Hyper Recurrent Neural Network: Condition Mechanisms for Black-box Audio Effect Modeling
Yen-Tung Yeh, Wen-Yi Hsiao, Yi-Hsuan Yang
TL;DR
Conventional RNN-based virtual-analog modeling often conditions on knobs via simple concatenation, which limits expressive capacity. This work proposes three hypernetwork-based conditioning schemes—FiLM-RNN, StaticHyper-RNN, and DynamicHyper-RNN—to adapt model behavior to control parameters, and introduces a transient reconstruction metric to evaluate short-lived events.
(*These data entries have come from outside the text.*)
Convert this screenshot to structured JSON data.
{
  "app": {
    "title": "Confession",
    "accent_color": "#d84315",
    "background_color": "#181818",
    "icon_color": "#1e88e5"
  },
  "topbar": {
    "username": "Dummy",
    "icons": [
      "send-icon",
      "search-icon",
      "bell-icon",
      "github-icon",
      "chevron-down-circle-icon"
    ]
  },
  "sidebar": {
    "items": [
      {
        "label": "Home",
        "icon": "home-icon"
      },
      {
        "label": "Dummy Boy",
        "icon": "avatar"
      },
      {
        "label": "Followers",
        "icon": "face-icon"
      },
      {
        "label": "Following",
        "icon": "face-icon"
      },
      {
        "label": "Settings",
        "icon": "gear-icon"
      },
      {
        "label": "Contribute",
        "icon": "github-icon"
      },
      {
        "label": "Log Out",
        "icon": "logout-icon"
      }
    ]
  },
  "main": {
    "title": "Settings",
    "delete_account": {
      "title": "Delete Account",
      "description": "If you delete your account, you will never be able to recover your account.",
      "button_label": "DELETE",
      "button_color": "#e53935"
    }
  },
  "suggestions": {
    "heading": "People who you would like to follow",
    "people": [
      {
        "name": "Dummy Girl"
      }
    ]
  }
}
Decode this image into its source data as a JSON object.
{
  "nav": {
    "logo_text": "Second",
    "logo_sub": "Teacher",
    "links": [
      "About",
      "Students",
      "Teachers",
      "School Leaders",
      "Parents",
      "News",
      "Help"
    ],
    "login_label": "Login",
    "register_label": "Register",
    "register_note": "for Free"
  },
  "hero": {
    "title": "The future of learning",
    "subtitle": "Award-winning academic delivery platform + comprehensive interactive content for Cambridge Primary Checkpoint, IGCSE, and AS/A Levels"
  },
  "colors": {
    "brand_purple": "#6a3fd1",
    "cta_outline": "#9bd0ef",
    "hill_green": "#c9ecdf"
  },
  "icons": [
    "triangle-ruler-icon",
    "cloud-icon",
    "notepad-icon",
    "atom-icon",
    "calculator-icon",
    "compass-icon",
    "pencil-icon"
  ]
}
Across two devices (LA-2A and OD-3) and several objective metrics, all three methods outperform concatenation, with DynamicHyper-RNN delivering the strongest gains at higher computational cost while StaticHyper-RNN offers substantial compute savings. The study advances black-box audio effect emulation by integrating time-varying, parameter-conditioned weight modulation, and provides open data and code for reproducibility.
Abstract
Recurrent neural networks (RNNs) have demonstrated impressive results for virtual analog modeling of audio effects. These networks process time-domain audio signals using a series of matrix multiplication and nonlinear activation functions to emulate the behavior of the target device accurately. To additionally model the effect of the knobs for an RNN-based model, existing approaches integrate control parameters by concatenating them channel-wisely with some intermediate representation of the input signal. While this method is parameter-efficient, there is room to further improve the quality of generated audio because the concatenation-based conditioning method has limited capacity in modulating signals. In this paper, we propose three novel conditioning mechanisms for RNNs, tailored for black-box virtual analog modeling. These advanced conditioning mechanisms modulate the model based on control parameters, yielding superior results to existing RNN- and CNN-based architectures across various evaluation metrics.